Food fraud versus food crime
The report opens with a quick distinction: “food fraud becomes food crime” when it’s no longer based on random acts by individual rogues, “but becomes an organised activity by groups which knowingly set out to deceive, or injure, those purchasing food.”
Factors that have enabled criminals to take advantage of supply chains include the growing complexity of these networks. It’s harder to be assured of the quality of a product with constituents from, say, five different countries than it is for a product with ingredients from one.
However, the report declares that, despite this, “consumers must be able to trust that the food they consume is what it claims to be.” The protection that has been in place has clearly been insufficient and the horsemeat scandal clearly demonstrates that. Since the incident, there has apparently been a “concerted effort by industry to simplify supply chains where possible.”
In fact, the report makes the recommendation that the Government create a new Food Crime Unit that would in theory investigate and act upon criminal operations – though the exact details of its role and powers aren't yet set out.
The establishment of this new body is necessary, because neither the police nor the National Crime Agency (whose job it is investigate serious organised crime) currently see food crime as an area of responsibility. The Director General of the NCA said that it was "not traditionally a high priority for law enforcement", although it was "an area of concern".
It's more than an "area of concern": food is an absolutely vital resource and it's shocking that the Government needed such a drastic wake-up call to set up an organisation to tackle food fraud and crime, especially when these aren't uncommon in the rest of Europe.
“Unknown” levels of food crime
As it turns out, the Government and industry bodies seem ignorant as to the extent of criminal food activity. “Estimates of… serious organised crime in food provision vary widely” says the report, noting that the scope of the problem in the UK remains “unknown”.
After tests were run at the time the original story broke, the European Commission said that up to 5% of EU beef products had horsemeat in them – a huge proportion of a massive market.
The revelation that the level of food crime is not known by our Government is truly worrying; how can they act on something if they haven’t found out the extent of the existing problem over a year after the fact?
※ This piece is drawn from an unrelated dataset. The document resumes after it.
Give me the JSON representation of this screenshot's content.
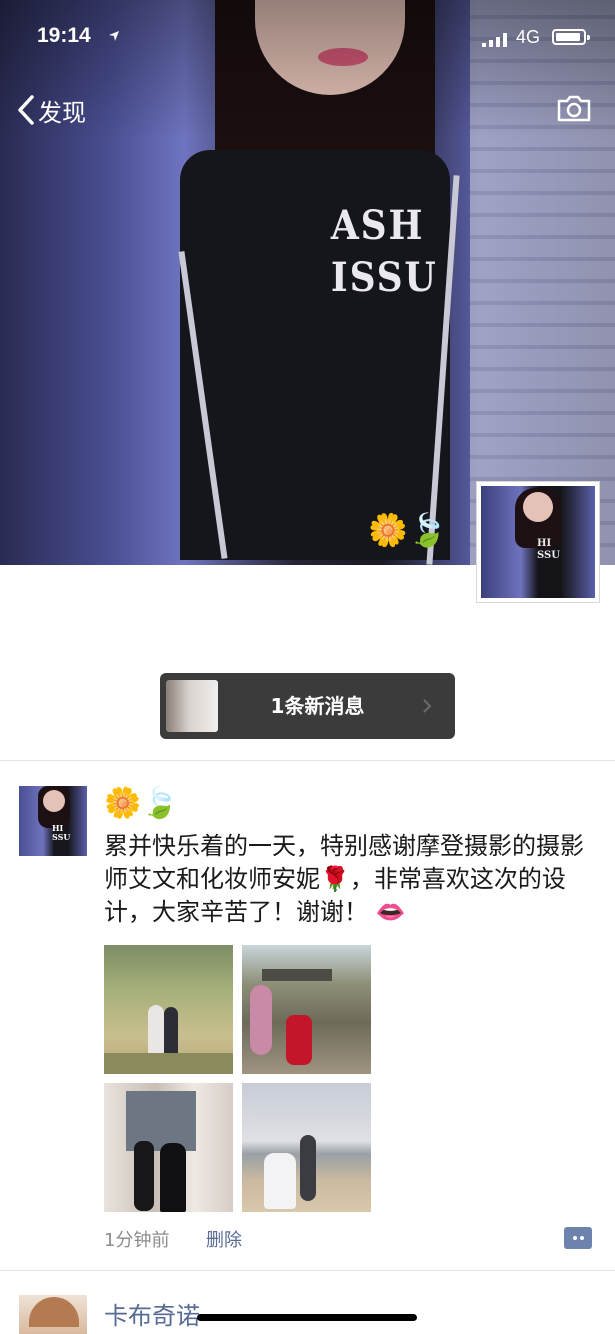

The report also mentions that there is no active mechanism for gathering or sharing “intelligence about potential and actual [food] fraud”, and says that such a system is utterly necessary.
Hindsight may be perfect, but it's concerning to hear that information is still not being collected and shared by industry leaders and Government bodies to tackle the problems and strengthen the resilience of the food supply chain.
Government response
The Government has responded to the report’s key findings and accepted that there is action to be taken on all suggestions.
Liasing with DEFRA and the Food Standards Agency (FSA), it will make moves to protect people from food crime, including the establishment of a new Government Group which will put MPs in better contact with the FSA. Again, the non-existence of such a Group is a worrying matter – was the Government not properly liasing with the FSA before now?
A Food Crime Unit will be “operational by the end of 2014” and work on “auditing and assurance regimes” including analysis centres to ensure that we can be safe in the knowledge that we're eating beef, not horse, for dinner.